For platforms issuing ZeroID tokens on behalf of tenants, use a ZeroIDClient scoped to each tenant's account and project:

```python
from highflame.zeroid import ZeroIDClient

def get_zeroid_client(account_id: str, project_id: str) -> ZeroIDClient:
    return ZeroIDClient(
        base_url="https://auth.zeroid.dev",
        account_id=account_id,
        project_id=project_id,
    )
```

Tokens issued through a tenant-scoped client carry the tenant's `account_id` and `project_id` in the token claims, enabling tenant-specific policies in Shield.

### Per-Project Policy Isolation

Policies in Highflame are project-scoped. Assign different projects to different tenant tiers to apply different enforcement levels:

| Tenant tier  | Project           | Policy set            |
| ------------ | ----------------- | --------------------- |
| Free         | `proj_free`       | Conservative defaults |
| Professional | `proj_pro`        | Standard enforcement  |
| Enterprise   | `proj_enterprise` | Custom Cedar policies |

### Custom Headers for Tenant Routing

For advanced deployments where Shield sits behind a routing layer, use `default_headers` to pass tenant metadata:

```python
client = Highflame(
    api_key="hf_sk_...",
    default_headers={
        "X-Tenant-ID": tenant.id,
        "X-Tenant-Tier": tenant.tier,
    },
)
```

### Passing Tenant Identity Context to Cedar

Pass tenant attributes as `metadata` in `GuardRequest` to make them available in Cedar policies:

```python
resp = client.guard.evaluate(GuardRequest(
    content=user_input,
    content_type="prompt",
    action="process_prompt",
    metadata={
        "tenant_id": tenant.id,
        "tenant_tier": tenant.tier,
        "user_role": user.role,
    },
))
```

Cedar policies can then reference these values:

```cedar
permit (
  principal,
  action == Action::"call_tool",
  resource
)
when {
  context.tenant_tier == "enterprise" ||
  context.user_role == "admin"
};
```

### Single-Client Multi-Tenant Pattern

If you have a small number of tenants and want to avoid per-tenant client instances, pass `account_id` and `project_id` at the request level using the low-level client API and custom headers.
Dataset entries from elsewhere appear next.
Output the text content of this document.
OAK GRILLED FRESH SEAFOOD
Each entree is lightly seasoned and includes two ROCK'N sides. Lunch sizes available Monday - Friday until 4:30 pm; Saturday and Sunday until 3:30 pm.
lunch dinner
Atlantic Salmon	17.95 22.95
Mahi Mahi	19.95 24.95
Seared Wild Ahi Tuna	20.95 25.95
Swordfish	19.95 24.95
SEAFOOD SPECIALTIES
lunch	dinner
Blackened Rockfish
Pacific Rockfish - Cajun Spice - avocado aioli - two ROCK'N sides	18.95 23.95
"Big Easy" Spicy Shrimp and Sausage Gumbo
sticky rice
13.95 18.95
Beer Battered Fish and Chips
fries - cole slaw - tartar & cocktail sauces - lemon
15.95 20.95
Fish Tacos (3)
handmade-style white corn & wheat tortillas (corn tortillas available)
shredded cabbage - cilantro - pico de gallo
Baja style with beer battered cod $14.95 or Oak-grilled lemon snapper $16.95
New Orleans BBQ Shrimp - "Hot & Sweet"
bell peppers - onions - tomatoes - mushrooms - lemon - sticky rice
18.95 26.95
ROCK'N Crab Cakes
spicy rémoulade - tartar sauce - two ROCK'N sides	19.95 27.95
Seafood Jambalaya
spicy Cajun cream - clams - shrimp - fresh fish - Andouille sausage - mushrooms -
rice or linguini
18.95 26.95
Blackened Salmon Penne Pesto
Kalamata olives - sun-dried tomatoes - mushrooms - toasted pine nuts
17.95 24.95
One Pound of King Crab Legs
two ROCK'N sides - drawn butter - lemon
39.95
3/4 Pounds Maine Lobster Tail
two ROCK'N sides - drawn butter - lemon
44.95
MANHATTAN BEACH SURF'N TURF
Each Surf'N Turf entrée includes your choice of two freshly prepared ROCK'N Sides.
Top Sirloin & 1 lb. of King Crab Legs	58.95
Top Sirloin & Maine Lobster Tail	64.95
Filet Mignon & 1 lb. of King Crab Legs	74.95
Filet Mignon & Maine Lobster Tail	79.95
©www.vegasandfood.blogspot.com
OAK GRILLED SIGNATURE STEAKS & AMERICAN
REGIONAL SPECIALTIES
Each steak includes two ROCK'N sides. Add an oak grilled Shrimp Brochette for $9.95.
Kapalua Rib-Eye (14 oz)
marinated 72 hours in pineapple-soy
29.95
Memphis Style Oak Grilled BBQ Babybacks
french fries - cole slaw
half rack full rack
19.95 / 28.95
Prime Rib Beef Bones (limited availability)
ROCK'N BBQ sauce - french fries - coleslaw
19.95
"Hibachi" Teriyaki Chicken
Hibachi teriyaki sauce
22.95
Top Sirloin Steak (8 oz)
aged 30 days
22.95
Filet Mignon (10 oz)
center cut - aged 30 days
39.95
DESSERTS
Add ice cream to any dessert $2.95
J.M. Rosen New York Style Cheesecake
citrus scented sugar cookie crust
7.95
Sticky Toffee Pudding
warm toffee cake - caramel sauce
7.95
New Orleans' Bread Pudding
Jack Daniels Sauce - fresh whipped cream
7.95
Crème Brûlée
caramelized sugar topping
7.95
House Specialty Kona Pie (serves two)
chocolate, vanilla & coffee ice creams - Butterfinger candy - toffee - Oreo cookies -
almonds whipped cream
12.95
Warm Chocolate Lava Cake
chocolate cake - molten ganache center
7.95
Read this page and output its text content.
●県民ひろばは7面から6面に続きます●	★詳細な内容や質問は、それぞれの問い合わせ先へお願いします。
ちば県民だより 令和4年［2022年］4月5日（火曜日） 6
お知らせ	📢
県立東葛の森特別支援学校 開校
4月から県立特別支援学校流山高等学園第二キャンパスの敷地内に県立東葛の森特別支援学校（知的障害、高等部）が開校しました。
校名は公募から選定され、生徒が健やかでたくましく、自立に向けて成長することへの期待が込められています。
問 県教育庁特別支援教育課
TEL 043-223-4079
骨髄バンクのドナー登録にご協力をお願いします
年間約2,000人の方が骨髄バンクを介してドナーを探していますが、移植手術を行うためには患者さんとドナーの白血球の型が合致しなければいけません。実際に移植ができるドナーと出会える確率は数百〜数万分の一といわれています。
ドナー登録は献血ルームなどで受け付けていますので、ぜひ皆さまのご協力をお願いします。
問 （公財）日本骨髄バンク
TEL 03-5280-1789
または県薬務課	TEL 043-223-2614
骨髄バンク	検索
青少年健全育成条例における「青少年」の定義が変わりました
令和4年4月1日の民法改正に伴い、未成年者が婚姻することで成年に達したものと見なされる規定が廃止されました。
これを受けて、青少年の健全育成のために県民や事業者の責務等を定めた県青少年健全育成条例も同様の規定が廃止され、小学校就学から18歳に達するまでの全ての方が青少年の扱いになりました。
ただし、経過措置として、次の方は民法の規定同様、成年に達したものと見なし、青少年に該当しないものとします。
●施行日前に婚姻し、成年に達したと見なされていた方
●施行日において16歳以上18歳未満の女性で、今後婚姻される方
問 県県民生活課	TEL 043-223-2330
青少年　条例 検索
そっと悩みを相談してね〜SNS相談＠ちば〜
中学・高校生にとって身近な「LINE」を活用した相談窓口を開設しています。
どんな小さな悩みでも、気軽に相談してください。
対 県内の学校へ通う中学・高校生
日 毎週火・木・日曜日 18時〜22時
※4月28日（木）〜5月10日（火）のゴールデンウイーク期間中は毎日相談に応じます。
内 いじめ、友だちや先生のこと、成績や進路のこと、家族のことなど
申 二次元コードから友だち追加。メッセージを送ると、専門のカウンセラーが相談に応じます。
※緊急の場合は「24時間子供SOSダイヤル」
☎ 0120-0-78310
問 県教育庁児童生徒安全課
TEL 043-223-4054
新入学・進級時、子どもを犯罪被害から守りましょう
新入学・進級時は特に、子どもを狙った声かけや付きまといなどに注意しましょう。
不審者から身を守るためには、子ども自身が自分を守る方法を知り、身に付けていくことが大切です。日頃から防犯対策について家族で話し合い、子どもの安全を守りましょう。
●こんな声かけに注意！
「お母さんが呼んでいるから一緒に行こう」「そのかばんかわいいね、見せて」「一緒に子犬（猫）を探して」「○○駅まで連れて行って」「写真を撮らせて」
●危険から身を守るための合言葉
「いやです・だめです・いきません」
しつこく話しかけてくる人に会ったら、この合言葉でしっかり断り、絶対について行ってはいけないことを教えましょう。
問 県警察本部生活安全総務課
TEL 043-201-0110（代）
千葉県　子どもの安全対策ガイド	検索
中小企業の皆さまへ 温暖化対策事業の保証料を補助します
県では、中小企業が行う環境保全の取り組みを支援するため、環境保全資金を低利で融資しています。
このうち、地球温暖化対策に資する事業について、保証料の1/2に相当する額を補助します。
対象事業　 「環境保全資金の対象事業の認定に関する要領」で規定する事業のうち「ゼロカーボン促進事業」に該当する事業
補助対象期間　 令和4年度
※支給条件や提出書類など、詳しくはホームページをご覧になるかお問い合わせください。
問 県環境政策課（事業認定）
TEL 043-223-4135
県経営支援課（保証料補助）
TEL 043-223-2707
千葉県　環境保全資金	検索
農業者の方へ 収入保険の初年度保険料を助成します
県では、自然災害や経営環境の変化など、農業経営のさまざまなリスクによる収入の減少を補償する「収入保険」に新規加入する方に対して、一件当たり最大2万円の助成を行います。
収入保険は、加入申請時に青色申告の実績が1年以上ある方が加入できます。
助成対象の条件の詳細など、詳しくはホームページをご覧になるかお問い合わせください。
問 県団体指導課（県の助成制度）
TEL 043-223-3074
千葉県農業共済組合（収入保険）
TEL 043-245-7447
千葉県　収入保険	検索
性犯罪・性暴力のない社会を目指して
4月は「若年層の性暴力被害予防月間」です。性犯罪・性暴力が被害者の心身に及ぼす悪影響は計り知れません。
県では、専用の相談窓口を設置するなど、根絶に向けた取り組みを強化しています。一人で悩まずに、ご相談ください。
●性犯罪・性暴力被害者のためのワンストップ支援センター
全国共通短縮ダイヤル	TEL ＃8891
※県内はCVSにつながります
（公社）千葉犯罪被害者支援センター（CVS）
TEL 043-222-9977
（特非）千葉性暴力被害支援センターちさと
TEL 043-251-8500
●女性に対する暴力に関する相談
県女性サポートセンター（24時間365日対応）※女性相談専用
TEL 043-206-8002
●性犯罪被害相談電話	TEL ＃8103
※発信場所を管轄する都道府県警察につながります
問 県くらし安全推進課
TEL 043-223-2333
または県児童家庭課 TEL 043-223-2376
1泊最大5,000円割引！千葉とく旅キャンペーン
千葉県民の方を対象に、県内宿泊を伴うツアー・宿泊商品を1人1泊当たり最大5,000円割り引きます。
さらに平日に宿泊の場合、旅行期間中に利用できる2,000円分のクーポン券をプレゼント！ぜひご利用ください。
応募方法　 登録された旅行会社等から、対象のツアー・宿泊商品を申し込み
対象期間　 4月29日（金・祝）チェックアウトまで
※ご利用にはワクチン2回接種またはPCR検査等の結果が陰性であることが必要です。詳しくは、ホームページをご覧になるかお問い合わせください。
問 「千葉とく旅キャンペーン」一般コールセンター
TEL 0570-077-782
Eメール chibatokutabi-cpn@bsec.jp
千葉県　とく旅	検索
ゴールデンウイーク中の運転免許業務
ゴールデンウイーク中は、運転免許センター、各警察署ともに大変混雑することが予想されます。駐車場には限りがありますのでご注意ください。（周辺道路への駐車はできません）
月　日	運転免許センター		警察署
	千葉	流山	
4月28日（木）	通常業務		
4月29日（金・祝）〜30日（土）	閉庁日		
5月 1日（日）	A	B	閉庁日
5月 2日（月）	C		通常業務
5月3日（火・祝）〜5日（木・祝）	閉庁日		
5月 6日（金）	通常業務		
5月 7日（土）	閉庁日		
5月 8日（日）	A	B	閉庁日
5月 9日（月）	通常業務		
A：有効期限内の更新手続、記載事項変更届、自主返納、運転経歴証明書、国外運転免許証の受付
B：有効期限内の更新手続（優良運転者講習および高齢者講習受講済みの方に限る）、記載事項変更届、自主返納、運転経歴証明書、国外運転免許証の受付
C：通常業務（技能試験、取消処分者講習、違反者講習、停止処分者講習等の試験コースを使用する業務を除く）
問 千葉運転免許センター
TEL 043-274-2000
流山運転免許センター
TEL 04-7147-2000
The recommended approach for most platforms is still per-tenant clients.

### Isolation Guarantees

* **Policy isolation**: each project has its own Cedar policy set. Policies in `proj_tenant_a` do not affect requests in `proj_tenant_b`.
* **Session isolation**: sessions are namespaced by project. A `session_id` in one project does not collide with the same string in another project.
* **Quota isolation**: rate limits and quotas are tracked per account and project.
* **Audit isolation**: the Highflame observatory shows events per project. Tenant A cannot see Tenant B's request traces.